No medical staff is required for this respite social model because no medical care is provided, and no medications are given during the 4-hour Respite day. These are volunteer-staffed ministries for individuals living in the early to middle stages of a diagnosis who:

  • Are able to care for their own restroom needs
  • Are comfortable in a large group setting.
  • Are able to eat on their own
  • Ambulation requirements, along with paid care attendants, are decided by local communities.

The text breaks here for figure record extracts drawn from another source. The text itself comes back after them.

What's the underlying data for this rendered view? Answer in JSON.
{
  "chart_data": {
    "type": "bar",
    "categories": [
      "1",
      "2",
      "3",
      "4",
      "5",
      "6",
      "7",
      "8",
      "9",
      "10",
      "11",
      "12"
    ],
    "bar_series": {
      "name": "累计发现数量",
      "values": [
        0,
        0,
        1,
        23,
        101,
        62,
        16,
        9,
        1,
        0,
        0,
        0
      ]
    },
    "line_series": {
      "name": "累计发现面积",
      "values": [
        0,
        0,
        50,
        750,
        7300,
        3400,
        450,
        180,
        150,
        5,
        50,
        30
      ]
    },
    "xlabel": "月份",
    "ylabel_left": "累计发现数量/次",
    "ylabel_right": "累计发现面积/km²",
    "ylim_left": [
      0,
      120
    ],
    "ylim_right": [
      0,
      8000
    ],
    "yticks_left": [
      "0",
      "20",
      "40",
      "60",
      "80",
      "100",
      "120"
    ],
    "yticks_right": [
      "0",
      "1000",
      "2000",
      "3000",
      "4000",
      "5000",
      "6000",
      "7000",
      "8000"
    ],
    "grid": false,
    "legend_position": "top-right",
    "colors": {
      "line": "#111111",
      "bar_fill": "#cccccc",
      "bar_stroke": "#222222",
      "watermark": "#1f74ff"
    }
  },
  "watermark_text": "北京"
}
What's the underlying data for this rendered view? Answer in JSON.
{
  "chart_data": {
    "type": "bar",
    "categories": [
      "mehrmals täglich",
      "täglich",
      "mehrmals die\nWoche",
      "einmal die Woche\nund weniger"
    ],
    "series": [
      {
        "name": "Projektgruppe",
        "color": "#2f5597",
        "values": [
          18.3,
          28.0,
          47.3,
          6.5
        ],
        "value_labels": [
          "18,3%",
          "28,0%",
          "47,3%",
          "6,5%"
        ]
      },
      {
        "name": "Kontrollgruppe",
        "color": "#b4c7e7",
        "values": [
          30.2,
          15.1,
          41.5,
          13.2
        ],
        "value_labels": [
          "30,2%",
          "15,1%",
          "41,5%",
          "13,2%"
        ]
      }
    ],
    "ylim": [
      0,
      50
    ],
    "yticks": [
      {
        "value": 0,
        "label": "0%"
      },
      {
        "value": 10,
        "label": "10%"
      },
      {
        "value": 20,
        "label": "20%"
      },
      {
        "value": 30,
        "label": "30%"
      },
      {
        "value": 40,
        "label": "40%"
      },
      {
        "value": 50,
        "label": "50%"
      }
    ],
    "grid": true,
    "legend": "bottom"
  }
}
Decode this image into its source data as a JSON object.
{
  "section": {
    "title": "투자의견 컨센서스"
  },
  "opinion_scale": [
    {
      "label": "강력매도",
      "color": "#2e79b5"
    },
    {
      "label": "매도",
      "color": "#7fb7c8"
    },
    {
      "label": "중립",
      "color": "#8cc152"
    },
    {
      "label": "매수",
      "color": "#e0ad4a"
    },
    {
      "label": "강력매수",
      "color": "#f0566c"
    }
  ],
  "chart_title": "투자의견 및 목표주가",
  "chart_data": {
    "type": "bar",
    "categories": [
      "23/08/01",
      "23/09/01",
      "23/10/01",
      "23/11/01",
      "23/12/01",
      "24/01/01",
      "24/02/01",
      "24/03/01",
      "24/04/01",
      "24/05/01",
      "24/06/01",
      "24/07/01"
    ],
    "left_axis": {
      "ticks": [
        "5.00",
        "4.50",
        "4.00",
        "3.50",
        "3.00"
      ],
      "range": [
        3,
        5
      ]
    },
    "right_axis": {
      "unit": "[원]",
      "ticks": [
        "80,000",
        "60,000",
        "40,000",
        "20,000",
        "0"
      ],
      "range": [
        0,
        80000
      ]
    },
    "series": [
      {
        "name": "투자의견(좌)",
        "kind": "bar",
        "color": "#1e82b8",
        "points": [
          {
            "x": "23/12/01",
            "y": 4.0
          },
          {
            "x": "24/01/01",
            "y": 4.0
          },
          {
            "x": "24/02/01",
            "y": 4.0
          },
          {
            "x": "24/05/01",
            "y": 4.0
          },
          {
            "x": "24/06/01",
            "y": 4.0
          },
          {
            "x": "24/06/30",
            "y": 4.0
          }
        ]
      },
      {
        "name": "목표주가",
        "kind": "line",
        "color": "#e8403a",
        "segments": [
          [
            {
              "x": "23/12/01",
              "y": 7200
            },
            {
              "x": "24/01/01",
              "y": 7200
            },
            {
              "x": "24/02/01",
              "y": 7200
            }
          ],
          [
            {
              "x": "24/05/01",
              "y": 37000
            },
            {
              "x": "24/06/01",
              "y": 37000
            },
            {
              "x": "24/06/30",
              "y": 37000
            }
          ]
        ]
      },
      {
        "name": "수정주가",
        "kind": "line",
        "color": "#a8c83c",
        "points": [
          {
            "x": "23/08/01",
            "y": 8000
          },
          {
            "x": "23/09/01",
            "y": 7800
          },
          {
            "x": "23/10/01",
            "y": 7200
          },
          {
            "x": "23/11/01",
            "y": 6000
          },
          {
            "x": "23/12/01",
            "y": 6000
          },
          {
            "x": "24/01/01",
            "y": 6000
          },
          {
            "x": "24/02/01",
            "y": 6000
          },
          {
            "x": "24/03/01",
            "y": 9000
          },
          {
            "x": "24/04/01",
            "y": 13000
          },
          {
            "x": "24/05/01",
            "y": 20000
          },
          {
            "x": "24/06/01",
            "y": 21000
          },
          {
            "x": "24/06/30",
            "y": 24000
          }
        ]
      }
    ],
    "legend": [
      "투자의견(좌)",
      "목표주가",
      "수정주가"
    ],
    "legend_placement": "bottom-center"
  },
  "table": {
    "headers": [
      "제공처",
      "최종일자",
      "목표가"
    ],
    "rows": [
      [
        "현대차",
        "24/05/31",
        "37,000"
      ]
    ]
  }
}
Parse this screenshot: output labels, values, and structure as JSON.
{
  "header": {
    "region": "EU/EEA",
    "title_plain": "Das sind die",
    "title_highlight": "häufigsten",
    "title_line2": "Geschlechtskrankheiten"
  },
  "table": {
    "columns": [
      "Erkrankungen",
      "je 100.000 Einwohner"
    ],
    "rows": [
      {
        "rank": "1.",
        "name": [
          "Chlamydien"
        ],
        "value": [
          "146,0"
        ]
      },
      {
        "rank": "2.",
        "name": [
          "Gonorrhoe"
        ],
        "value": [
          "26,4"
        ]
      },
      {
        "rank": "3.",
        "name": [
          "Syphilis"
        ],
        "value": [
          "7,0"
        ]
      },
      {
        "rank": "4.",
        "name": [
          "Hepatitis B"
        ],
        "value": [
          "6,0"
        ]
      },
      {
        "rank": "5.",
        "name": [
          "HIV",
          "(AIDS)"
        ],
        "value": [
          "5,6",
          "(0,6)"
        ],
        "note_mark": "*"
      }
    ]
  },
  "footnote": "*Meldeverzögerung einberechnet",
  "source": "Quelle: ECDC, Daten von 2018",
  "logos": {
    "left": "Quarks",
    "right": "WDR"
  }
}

While social respite ministry doesn’t provide a cure, it does provide relationship, hope and healing.

The Term “Social Model”

The term “social model” has been in use at least since the 1970s and 1980s when individuals committed to disability rights identified a concept called Social Model of Disability to distinguish community solutions from the healthcare the Medical Model of Disability addressed. Again, while medical care dealt with medical conditions, the social model of disability sought to bring attention to the physical structures of our societies—for example, improving access to restrooms, doors, elevators, walkways, etc. to better enable individuals living with disability to fully participate in our communities. These concepts also addressed use of language that were medical in nature, such as “wheelchair-bound” and other deficit-based concepts.

Restoring Community

While the Respite for All social model doesn’t address physical structures, it does seek to open doors of community and relationship that help reintegrate our friends living with dementia back into their communities. Not surprisingly, we also take care in the language we use. For example, instead of referring to participants or illness, we tend to refer to people in our communities as our “friends.” In addition, we believe in a label-free environment. Our name tags are all the same for everyone so that we don’t distinguish our friends from our volunteers. As we like to say, everybody is living with something. Why single out a dementia diagnosis?